Task 5: Configuring the Client System to Access the HSM

To establish a connection with the HSM from the client system, perform the following steps in this procedure.

Note:

  • You must configure each client individually to use the nShield Connect.

  • Before attempting client configuration, you must first obtain the following information from the nShield Connect front panel:

    • ESN (Electronic Serial Number)

    • HSM IP address

    • Hash of the KNETI key (nCipher integrity key)

The ESN and hash of the KNETI key are also readable from the nCipher anonkneti utility in <installdir>\nCipher\nfast\bin\. From this directory, you must enter the following command:

Copy 
anonkneti - <netHSM IP>
Note: If necessary, in the following commands and examples, replace C:\Program Files with your nCipher installation directory.

  1. On the client system, open a DOS command prompt window, and enter the following commands:

    Copy 
    C:\Program Files\nCipher\nfast\bin>nethsmenroll --force -p <netHSM IP> <netHSM ESN> <netHSM KNETI HASH>
    2. Important: You must enter two (2) dashes (--) with the force option as shown in the following example (in bold):
      Copy
      C:\Program Files\nCipher\nfast\bin> nethsmenroll --force -p 192.168.5.100 683E-33D9-2AF5 95a316146da7d9feb1fb0258746baed9990776c7

  2. Enable the TCP socket for Java and KeySafe by entering the following command:

    Copy 
    C:\Program Files\nCipher\nfast\bin\config-serverstartup –sp

  3. Stop the hardServer on the client by entering the following command:

    Copy 
    C:\Program Files\nCipher\nfast\bin\net stop “nfast server”
    Note: The hardServer is the nCipher software that controls communication between the hardware and the applications running on the client system. “nfast server” represents the name of the server.

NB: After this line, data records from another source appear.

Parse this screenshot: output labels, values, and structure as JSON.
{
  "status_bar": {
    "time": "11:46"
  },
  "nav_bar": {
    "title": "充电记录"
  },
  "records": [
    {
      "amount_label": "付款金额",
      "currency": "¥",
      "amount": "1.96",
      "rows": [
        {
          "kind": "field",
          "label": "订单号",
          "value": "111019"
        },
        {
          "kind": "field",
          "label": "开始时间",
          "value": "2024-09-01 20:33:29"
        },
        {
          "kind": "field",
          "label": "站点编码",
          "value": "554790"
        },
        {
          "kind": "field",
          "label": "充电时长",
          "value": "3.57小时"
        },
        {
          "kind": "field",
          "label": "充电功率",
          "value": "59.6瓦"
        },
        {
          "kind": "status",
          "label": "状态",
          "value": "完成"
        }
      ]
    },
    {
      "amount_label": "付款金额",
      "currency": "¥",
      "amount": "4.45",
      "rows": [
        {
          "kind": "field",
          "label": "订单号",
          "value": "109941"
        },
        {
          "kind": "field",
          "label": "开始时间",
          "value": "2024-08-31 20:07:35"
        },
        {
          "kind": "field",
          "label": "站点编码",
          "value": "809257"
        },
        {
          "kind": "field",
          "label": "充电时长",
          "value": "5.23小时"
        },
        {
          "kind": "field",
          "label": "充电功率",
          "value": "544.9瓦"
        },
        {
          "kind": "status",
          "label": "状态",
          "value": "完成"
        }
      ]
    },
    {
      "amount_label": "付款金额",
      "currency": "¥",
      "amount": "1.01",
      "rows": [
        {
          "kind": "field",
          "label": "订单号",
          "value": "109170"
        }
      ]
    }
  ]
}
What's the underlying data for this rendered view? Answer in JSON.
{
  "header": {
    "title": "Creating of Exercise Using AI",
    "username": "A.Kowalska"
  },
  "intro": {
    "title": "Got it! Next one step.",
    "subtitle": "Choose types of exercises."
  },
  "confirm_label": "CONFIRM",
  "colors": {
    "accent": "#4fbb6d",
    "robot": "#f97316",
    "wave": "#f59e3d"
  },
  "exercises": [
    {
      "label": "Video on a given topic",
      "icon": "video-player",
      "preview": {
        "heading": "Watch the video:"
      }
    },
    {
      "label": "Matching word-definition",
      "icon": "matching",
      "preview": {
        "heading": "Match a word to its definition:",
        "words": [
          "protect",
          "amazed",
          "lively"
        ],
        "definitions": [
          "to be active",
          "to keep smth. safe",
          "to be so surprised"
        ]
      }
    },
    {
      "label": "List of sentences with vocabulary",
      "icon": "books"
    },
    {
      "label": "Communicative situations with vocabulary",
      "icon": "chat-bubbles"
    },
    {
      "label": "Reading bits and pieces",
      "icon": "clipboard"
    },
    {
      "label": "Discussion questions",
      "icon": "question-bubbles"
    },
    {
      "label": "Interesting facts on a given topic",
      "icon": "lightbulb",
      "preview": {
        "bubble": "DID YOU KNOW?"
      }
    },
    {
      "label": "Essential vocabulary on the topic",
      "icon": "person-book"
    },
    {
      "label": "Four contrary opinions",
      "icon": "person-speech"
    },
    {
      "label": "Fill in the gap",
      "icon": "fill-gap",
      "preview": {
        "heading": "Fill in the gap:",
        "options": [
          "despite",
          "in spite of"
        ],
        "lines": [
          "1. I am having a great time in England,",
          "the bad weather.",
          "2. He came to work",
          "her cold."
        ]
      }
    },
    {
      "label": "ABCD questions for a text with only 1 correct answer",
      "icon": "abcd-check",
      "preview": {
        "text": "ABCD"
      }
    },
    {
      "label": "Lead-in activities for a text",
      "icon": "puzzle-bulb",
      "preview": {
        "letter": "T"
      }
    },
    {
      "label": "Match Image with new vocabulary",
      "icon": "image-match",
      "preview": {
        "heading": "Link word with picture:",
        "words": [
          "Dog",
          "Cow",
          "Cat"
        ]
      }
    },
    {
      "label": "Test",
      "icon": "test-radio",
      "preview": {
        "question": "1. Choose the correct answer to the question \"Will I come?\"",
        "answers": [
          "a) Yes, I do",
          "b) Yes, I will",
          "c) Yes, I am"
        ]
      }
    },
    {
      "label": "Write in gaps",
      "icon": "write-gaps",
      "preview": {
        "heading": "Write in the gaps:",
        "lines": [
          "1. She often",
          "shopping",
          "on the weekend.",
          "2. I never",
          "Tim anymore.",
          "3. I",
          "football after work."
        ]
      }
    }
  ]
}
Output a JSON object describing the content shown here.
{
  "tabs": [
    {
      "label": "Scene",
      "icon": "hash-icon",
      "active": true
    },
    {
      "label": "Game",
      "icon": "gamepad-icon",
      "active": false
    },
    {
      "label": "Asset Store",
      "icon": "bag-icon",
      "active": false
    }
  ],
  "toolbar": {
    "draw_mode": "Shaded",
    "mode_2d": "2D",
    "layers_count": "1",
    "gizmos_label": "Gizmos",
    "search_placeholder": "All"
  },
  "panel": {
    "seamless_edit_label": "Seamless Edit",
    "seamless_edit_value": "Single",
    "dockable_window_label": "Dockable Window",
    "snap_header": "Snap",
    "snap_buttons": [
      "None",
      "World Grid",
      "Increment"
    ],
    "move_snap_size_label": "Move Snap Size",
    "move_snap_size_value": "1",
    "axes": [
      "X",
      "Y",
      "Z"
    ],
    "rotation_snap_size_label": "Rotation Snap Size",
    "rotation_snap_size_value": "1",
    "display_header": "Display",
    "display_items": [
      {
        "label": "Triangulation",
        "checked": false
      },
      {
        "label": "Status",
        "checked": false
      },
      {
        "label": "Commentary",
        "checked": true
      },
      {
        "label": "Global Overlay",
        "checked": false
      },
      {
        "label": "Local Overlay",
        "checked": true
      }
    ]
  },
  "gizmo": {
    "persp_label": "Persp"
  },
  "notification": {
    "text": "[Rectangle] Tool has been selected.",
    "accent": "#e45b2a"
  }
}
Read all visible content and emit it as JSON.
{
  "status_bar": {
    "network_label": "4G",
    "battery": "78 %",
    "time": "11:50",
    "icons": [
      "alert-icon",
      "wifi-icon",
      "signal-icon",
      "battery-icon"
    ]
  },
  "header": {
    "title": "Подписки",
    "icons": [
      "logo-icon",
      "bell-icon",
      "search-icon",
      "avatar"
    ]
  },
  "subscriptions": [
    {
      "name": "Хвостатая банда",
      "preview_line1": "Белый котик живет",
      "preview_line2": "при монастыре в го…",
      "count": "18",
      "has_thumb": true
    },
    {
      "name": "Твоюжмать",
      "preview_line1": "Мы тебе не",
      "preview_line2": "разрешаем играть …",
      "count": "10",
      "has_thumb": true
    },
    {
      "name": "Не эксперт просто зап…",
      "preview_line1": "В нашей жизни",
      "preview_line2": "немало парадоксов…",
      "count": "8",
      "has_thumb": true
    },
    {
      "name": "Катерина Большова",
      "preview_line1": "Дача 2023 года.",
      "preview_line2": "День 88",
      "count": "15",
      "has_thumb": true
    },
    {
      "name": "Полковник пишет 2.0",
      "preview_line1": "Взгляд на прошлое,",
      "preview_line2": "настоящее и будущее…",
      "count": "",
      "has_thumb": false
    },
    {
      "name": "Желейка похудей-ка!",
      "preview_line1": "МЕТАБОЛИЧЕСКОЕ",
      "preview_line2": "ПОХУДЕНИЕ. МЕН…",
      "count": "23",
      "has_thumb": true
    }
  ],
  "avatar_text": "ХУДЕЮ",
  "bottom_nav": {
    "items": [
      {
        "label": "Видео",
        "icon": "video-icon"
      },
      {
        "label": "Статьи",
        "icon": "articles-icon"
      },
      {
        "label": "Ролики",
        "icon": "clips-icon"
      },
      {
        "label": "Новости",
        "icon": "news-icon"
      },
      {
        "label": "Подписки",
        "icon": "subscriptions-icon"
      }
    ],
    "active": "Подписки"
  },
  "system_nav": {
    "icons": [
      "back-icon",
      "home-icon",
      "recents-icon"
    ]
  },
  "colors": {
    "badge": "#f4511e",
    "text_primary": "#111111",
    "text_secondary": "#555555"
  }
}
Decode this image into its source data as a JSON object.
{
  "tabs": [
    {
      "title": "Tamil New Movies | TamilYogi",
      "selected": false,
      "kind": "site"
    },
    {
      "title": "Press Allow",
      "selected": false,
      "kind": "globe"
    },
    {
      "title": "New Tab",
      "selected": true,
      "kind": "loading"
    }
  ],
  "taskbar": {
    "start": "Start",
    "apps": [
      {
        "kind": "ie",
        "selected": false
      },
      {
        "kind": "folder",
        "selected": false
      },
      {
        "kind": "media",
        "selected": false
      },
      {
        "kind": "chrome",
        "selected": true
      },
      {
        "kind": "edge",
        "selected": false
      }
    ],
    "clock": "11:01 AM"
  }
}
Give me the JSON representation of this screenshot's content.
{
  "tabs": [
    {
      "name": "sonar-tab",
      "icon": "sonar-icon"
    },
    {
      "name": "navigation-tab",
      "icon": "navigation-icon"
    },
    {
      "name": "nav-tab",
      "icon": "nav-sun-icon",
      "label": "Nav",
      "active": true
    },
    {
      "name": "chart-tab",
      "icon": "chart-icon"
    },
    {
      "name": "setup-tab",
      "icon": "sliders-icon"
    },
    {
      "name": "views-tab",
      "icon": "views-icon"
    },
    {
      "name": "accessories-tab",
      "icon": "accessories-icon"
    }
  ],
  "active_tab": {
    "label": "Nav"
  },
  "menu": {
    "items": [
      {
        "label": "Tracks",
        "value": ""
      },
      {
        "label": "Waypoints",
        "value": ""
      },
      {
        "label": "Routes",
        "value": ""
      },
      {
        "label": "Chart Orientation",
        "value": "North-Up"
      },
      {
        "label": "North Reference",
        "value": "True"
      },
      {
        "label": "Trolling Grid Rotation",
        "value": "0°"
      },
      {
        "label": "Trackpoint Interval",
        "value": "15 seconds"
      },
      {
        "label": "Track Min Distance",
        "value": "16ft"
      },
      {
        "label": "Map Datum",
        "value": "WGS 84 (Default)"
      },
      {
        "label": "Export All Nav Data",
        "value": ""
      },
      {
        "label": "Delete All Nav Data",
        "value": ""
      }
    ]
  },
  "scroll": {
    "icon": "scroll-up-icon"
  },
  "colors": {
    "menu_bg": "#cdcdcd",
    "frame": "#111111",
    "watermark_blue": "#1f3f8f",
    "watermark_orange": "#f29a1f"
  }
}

  4. Restart the hardServer by entering the following command:

    Copy 
    C:\Program Files\nCipher\nfast\bin\net start “nfast server”

  5. Verify that you can launch the KeySafe utility.

    Note: Repeat the previous steps for each client system with which you intend to connect to the HSM.

  6. Confirm that the HSM and Client connection is working by opening a DOS command prompt window and entering the following command:

    Copy 
    C:\Program Files\nCipher\nfast\bin>enquiry

In response to the enquiry request, the Connection Status for the module must return an OK response to indicate there has been a successful installation. If any errors occur, please see the nCipher technical documentation for details and more information.